Le déclassement par le ministère français de la Défense du document ayant trait à l’opération Gerboise, dont les effets du nuage radioactif ont touché la moitié de l’Afrique et léché aussi le sud de l’Europe, appelle au même acte concernant le site le document de l’opération B2-Namous.
C’est un gigantesque site de 6000 km² que, jusqu’en 1978, l’armée française avait conservé. Il était destiné aux essais d’armes chimiques en Algérie, en vertu d’un accord secret avec l’ancien président Houari Boumediène. Cette révélation avait été faite par l’hebdomadaire français Marianne sous la plume du journaliste Jean-Dominique Merchet, relayé par Jeune Afrique qui avait affirmé, en mars 2013, que «parmi les textes paraphés lors de la visite d’Etat du président François Hollande à Alger, les 19 et 20 décembre 2012, par les deux délégations en présence des deux chefs d’Etat, un accord confidentiel a été signé loin de tout protocole et de toute présence médiatique. La France va dépolluer un ancien site d’essais d’armes chimiques en Algérie que l’armée française a utilisé jusqu’en 1978. Ledit site s’appelle B2-Namous». En octobre 1997, l’existence de ce centre de tirs d’essais d’armes chimiques et bactériologiques avait déjà été révélée par la presse française. «Mais à l’époque, les autoroutes de l’information n’étaient pas aussi efficaces. La nouvelle n’avait provoqué aucun émoi au sein de l’opinion algérienne. En France, elle n’avait débouché que sur l’esquisse d’un débat autour de l’utilisation des armes chimiques», ajoute la même source. Une quinzaine d’années plus tard, le retour de B2-Namous dans l’actualité a une toute autre résonance, éveillant l’intérêt pour un vieux secret d’Etat que ni Paris ni Alger ne souhaitent pour l’heure déclassifier.

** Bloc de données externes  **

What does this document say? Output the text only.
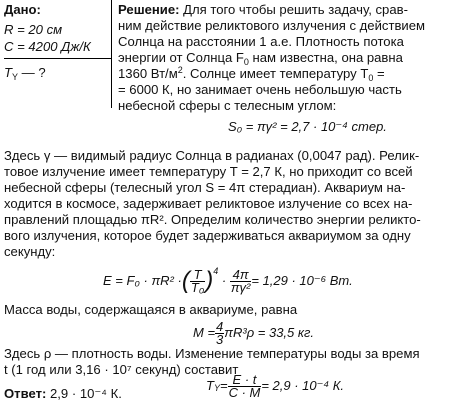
Дано:
R = 20 см
C = 4200 Дж/К
$T_Y$ — ?
Решение: Для того чтобы решить задачу, срав-
ним действие реликтового излучения с действием
Солнца на расстоянии 1 а.е. Плотность потока
энергии от Солнца $F_0$ нам известна, она равна
1360 $Вт/м^2$. Солнце имеет температуру $T_0$ =
= 6000 К, но занимает очень небольшую часть
небесной сферы с телесным углом:
S₀ = πγ² = 2,7 · 10⁻⁴ стер.
Здесь γ — видимый радиус Солнца в радианах (0,0047 рад). Релик-
товое излучение имеет температуру T = 2,7 К, но приходит со всей
небесной сферы (телесный угол S = 4π стерадиан). Аквариум на-
ходится в космосе, задерживает реликтовое излучение со всех на-
правлений площадью πR². Определим количество энергии реликто-
вого излучения, которое будет задерживаться аквариумом за одну
секунду:
E = F₀ · πR² · ( $\frac{T}{\text{T₀}}$ ) 4
· $\frac{4\pi}{\text{πγ²}} = 1,29 \cdot 10^{-6}$ Вт.
Масса воды, содержащаяся в аквариуме, равна
$M = \frac{4}{3} \pi R^3\rho = 33,5$ кг.
Здесь ρ — плотность воды. Изменение температуры воды за время
t (1 год или 3,16 · 10⁷ секунд) составит
T $Y = \frac{E \cdot t}{C \cdot M} = 2,9 \cdot 10^{-4}$ К.
Ответ: 2,9 · 10⁻⁴ К.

Finalement, l’Algérie n’a récupéré la totalité de son territoire que 16 ans après l’indépendance. Jusqu’en 1978, une bonne partie de son Sahara, dans la région de Beni Ounif, frontalière avec le Maroc, est demeurée sous le contrôle de l’armée française, et ce, avec l’accord (à partir de 1972) et la protection de l’armée algérienne. Ce n’est qu’en 1997 que, écrit le même journal, le président Bouteflika, découvrant le pot aux roses, entre dans une colère noire. Il l’avait appris, en octobre 1997, par l’hebdomadaire français Le Nouvel Observateur qui avait évoqué, pour la première fois, l’existence de B2-Namous. «Je ne l’avais jamais vu aussi irrité, raconte un membre de son entourage. Quand je lui ai demandé le motif de sa colère, il m’a répondu : Boumediène m’a fait un enfant dans le dos !», rapporte encore le média français par la voix d’un des membres de son entourage, soulignant que les fuites portant sur l’accord de dépollution du site de Oued Namous ont relancé un vieux débat en Algérie : le rôle trouble des «déserteurs de l’armée française». Ces officiers de la guerre de Libération qui ont abandonné l’armée coloniale pour rejoindre le maquis ont hérité, sur décision de Boumediène, des plus hauts postes de commandement dans l’état-major au lendemain de l’indépendance. Le commandant Abdelkader Chabou en était le chef de file. Autre conséquence de ces fuites : une extension du contentieux franco-algérien. Les organisations de la société civile algérienne luttaient pour obtenir l’indemnisation des victimes autochtones des opérations Gerboise (essais de tirs nucléaires à Reggane et In Ekker). «Elles exigent désormais que ces indemnités soient élargies aux nombreux transhumants ayant parcouru, au cours des cinquante dernières années, les alentours du site de Oued Namous», avait conclu le même média.